Once upon a time, millions of young British men risked their lives for King and Country...

... I wonder  whether - had they known that a sizeable portion of a future generation of student snowflakes would find the sight of a red poppy memorialising their courage "distressing" - those young men and their families would have been quite so willing to make the supreme sacrifice. I suspect they would, because that generation understood the notion of doing one's duty. This, from the BBC News site today:
Red poppies 'distressing' says students union
Poppies are worn by millions of people in the run-up to Remembrance Sunday - they're sold by the Royal British Legion to raise money for ex-service personnel and their families. 
 But the students' union council at the University of East Anglia (UEA) in Norwich says it believes many people think the red poppy is a celebration of "atrocities" by the British Army, and can be "distressing".
This year only red poppies were available at the UEA Students' Union, but now the student council has voted in favour of making sure white poppies will be available on campus from next November.
Atrocities? ATROCITIES???

Give. Me. Fucking. Strength. 

What a bunch of ignorant, self-obsessed, virtue-signalling little tossers. (The problem is, I'm pretty sure that description would fit many of their lecturers.)

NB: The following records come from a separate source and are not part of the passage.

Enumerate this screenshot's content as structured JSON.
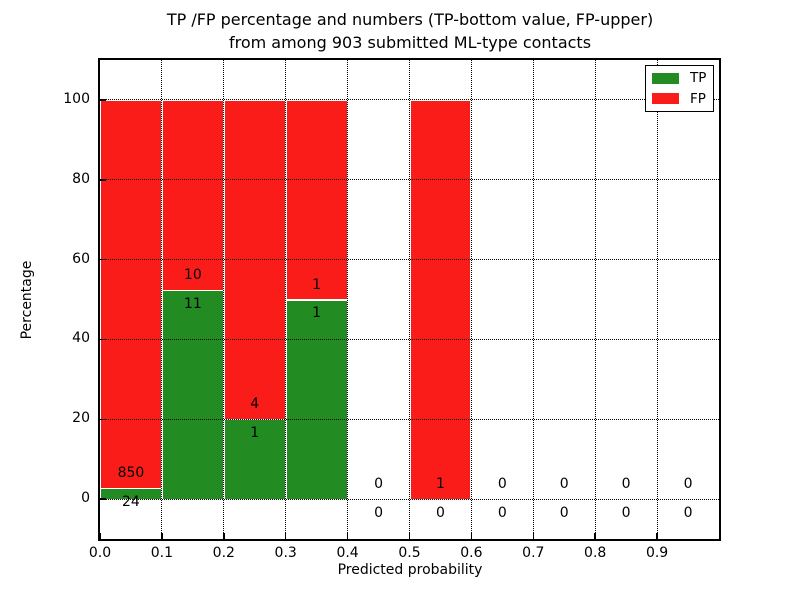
{
  "figure": {
    "title_line1": "TP /FP percentage and numbers (TP-bottom value, FP-upper)",
    "title_line2": "from among 903 submitted ML-type contacts"
  },
  "chart_data": {
    "type": "bar",
    "subtype": "stacked-percentage",
    "title": "TP /FP percentage and numbers (TP-bottom value, FP-upper)\nfrom among 903 submitted ML-type contacts",
    "xlabel": "Predicted probability",
    "ylabel": "Percentage",
    "total_contacts": 903,
    "xlim": [
      0.0,
      1.0
    ],
    "ylim": [
      -10,
      110
    ],
    "x_tick_labels": [
      "0.0",
      "0.1",
      "0.2",
      "0.3",
      "0.4",
      "0.5",
      "0.6",
      "0.7",
      "0.8",
      "0.9"
    ],
    "x_tick_values": [
      0.0,
      0.1,
      0.2,
      0.3,
      0.4,
      0.5,
      0.6,
      0.7,
      0.8,
      0.9
    ],
    "y_tick_values": [
      0,
      20,
      40,
      60,
      80,
      100
    ],
    "grid": true,
    "grid_style": "dotted",
    "colors": {
      "tp": "#228b22",
      "fp": "#fa1c18",
      "bar_edge": "#ffffff"
    },
    "legend": {
      "position": "upper-right",
      "entries": [
        {
          "label": "TP",
          "color": "#228b22"
        },
        {
          "label": "FP",
          "color": "#fa1c18"
        }
      ]
    },
    "bins": [
      {
        "range": [
          0.0,
          0.1
        ],
        "tp": 24,
        "fp": 850
      },
      {
        "range": [
          0.1,
          0.2
        ],
        "tp": 11,
        "fp": 10
      },
      {
        "range": [
          0.2,
          0.3
        ],
        "tp": 1,
        "fp": 4
      },
      {
        "range": [
          0.3,
          0.4
        ],
        "tp": 1,
        "fp": 1
      },
      {
        "range": [
          0.4,
          0.5
        ],
        "tp": 0,
        "fp": 0
      },
      {
        "range": [
          0.5,
          0.6
        ],
        "tp": 0,
        "fp": 1
      },
      {
        "range": [
          0.6,
          0.7
        ],
        "tp": 0,
        "fp": 0
      },
      {
        "range": [
          0.7,
          0.8
        ],
        "tp": 0,
        "fp": 0
      },
      {
        "range": [
          0.8,
          0.9
        ],
        "tp": 0,
        "fp": 0
      },
      {
        "range": [
          0.9,
          1.0
        ],
        "tp": 0,
        "fp": 0
      }
    ]
  }
}
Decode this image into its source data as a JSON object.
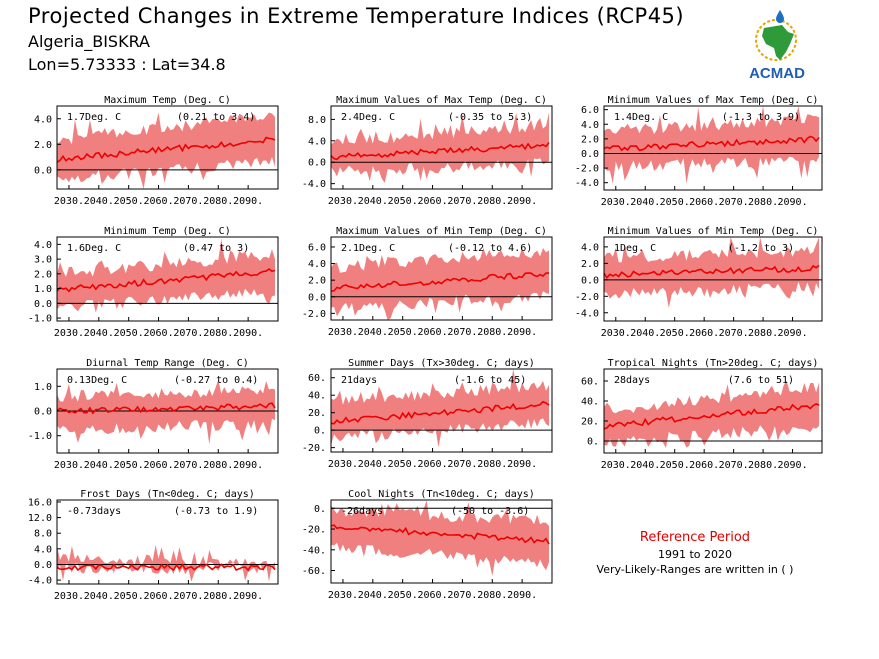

Whenever I hear about this sort of thing now, it reminds me of the American psychologist Jonathan Haidt's 2012 book, The Righteous Mind, whose core finding I summarised in the title of the post I wrote about it: "So now we know why liberals are strange – they don’t care about loyalty, authority or sanctity" (liberals being the American term for left-wingers, of course). The New Left doesn't really "do" loyalty, authority, sanctity, God, democracy, sacrifice, patriotism, respect etc - which is why there's really no point in arguing with them: we inhabit parallel moral universes.

I was getting myself into a bit of a state about all this - but then I recalled the reaction of the US Vice President Elect, Mike Pence, when, in an act which combined bad manners and arrogance, one of the cast members of the Broadway musical Hamilton gave him a classic, finger-wagging, left-wing ticking off from the stage:
“We, sir — we — are the diverse America who are alarmed and anxious that your new administration will not protect us, our planet, our children, our parents, or defend us and uphold our inalienable rights."
Pence, who was in the audience with his family, said he "...nudged my kids and reminded them, that's what freedom sounds like." Classy. And, of course, deeply conservative. (Brandon Dixon, the virtue-signalling black actor who lectured Pence about "upholding our American values" was later revealed to have posted misogynistic and racist tweets about "white chicks" and "ho's" - I trust Mike Pence won't be upholding Brandon's values).

Perhaps the University of East Anglia's social justice warriors could be persuaded to show their solidarity with those massacred in the "atrocities" supposedly carried out by utterly howwid British soldiers by agreeing to have their beloved white poppies attached directly to their chests with an industrial strength, heavy-duty staple gun.

One of our nieces attended UAE.  Corbyn supporter. Obviously.